Dynamical Study of the Origin of the Charge Density Wave in $A$V$_{3}$Sb$_{5}$ ($A=$K, Rb, Cs) Compounds

TL;DR

This study investigates the origin of charge density waves in $A$V$_{3}$Sb$_{5}$ compounds, revealing structural phase transitions driven by phonon soft modes and surface reconstructions that influence electronic properties.

Contribution

It provides a detailed dynamical analysis of the CDW formation, linking structural transitions and surface effects to electronic structure modifications in $A$V$_{3}$Sb$_{5}$ compounds.

Findings

Structural phase transition from P6/mmm to C2/m symmetry due to phonon soft modes.

Charge density wave results from atom displacement in the low-temperature phase.

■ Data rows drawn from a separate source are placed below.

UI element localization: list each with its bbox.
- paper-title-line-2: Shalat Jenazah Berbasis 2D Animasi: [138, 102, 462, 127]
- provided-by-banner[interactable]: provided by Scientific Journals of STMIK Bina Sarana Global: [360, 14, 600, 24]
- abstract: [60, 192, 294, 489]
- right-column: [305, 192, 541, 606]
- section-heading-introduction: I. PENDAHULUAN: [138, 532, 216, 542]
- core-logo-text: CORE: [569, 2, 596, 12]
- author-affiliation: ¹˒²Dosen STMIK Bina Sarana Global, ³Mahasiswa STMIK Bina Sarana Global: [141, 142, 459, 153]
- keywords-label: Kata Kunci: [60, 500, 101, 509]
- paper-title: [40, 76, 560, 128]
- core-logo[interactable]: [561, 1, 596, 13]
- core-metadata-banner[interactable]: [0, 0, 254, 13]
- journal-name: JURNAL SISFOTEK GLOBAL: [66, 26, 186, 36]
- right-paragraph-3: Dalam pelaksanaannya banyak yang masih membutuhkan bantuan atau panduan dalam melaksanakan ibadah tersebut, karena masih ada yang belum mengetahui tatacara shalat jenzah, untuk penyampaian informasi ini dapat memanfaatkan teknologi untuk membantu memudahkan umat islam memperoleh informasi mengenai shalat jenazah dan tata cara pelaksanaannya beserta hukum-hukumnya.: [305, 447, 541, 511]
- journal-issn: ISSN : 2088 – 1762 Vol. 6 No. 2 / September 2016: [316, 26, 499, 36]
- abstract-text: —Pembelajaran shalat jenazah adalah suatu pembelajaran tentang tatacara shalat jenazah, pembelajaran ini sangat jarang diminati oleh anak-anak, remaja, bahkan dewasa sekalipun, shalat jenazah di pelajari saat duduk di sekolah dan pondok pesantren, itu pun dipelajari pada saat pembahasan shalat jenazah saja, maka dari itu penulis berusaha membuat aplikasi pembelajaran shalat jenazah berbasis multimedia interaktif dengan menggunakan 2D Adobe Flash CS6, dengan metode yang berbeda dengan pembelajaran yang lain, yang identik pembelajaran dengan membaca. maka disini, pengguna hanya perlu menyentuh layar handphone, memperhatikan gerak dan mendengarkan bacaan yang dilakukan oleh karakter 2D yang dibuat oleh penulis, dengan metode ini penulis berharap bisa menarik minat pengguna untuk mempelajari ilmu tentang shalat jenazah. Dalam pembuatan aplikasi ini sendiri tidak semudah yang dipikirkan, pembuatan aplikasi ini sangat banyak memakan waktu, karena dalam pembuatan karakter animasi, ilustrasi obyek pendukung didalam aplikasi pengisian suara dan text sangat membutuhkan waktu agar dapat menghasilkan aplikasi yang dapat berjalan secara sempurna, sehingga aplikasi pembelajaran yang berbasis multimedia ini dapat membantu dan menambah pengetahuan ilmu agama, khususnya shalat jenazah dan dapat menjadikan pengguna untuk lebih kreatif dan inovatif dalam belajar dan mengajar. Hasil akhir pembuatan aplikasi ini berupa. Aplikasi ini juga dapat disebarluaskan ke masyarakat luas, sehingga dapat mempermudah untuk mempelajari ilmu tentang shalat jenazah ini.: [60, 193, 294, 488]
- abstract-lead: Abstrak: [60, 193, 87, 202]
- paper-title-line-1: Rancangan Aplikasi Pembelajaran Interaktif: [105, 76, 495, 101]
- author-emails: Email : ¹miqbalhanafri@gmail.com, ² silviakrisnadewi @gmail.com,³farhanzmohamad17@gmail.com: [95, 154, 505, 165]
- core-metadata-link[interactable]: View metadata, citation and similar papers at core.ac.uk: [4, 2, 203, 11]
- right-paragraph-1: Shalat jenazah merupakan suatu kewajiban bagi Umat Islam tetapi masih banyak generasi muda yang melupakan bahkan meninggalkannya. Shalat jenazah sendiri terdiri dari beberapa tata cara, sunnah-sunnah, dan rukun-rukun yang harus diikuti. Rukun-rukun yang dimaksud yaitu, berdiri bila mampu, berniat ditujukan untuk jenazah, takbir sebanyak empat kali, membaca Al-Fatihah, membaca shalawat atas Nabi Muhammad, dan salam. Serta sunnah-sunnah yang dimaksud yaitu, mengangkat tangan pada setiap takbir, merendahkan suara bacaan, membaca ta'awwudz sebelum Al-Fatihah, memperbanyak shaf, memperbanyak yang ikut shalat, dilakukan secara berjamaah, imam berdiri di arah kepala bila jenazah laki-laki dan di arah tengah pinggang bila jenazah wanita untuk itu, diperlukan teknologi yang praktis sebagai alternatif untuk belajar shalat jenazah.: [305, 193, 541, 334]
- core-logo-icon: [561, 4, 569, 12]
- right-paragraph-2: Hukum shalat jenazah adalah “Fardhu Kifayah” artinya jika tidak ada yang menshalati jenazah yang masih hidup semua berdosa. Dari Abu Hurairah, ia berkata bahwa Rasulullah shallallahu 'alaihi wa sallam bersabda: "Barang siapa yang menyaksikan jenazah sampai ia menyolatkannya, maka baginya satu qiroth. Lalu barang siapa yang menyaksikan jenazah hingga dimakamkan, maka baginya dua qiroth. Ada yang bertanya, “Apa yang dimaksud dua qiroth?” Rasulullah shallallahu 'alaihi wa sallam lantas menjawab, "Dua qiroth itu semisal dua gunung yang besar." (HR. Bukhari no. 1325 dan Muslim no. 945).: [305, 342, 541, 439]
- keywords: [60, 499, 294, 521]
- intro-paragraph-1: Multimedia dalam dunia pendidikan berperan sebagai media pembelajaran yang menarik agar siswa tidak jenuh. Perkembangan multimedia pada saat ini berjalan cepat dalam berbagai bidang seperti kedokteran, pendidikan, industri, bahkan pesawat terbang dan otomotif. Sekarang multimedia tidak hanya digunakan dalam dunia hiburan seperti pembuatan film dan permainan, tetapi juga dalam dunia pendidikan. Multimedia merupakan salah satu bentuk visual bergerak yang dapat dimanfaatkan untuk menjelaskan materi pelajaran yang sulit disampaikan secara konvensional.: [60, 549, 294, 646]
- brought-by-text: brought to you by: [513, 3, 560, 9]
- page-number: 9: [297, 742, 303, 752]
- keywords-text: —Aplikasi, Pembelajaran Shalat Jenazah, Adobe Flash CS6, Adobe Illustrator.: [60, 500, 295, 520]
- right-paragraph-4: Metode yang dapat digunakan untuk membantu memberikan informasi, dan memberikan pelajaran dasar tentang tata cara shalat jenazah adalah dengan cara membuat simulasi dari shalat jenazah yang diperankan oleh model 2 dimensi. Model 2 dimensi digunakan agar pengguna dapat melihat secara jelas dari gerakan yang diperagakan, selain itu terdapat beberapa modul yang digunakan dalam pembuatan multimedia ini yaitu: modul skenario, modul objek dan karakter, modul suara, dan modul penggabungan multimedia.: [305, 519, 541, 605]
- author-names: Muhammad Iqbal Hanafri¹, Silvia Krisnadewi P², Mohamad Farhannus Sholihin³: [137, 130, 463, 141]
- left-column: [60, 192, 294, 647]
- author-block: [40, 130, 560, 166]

Surface reconstruction explains the observed surface modulation and its relation to bulk CDW.

Abstract

Systems containing the ideal kagome lattice can exhibit several distinct and novel exotic states of matter. One example of such systems is a recently discovered $A$V$_{3}$Sb$_{5}$ ($A$ = K, Rb, and Cs) family of compounds. Here, the coexistence of the charge density wave (CDW) and superconductivity is observed. In this paper, we study the dynamic properties of the $A$V$_{3}$Sb$_{5}$ systems in context of origin of the CDW phase. We show and discuss the structural phase transition from $P6/mmm$ to $C2/m$ symmetry that are induced by the presence of phonon soft modes. We conclude that the CDW observed in this family of compounds is a consequence of the atom displacement, from the high symmetry position of the kagome net, in low-temperature phase. Additionally, using the numerical {\it ab initio} methods, we discuss the charge distribution on the $A$V$_{3}$Sb$_{5}$ surface. We show that the observed experimental %$4\times 1$ stripe-like modulation of the surface, can be related to surface reconstruction and manifestation of the three dimensional $2 \times 2 \times 2$ bulk CDW. Finally, the consequence of realization of the $C2/m$ structure on the electronic properties are discussed. We show that the electronic band structure reconstruction and the accompanying modification of density of states correspond well to the experimental data.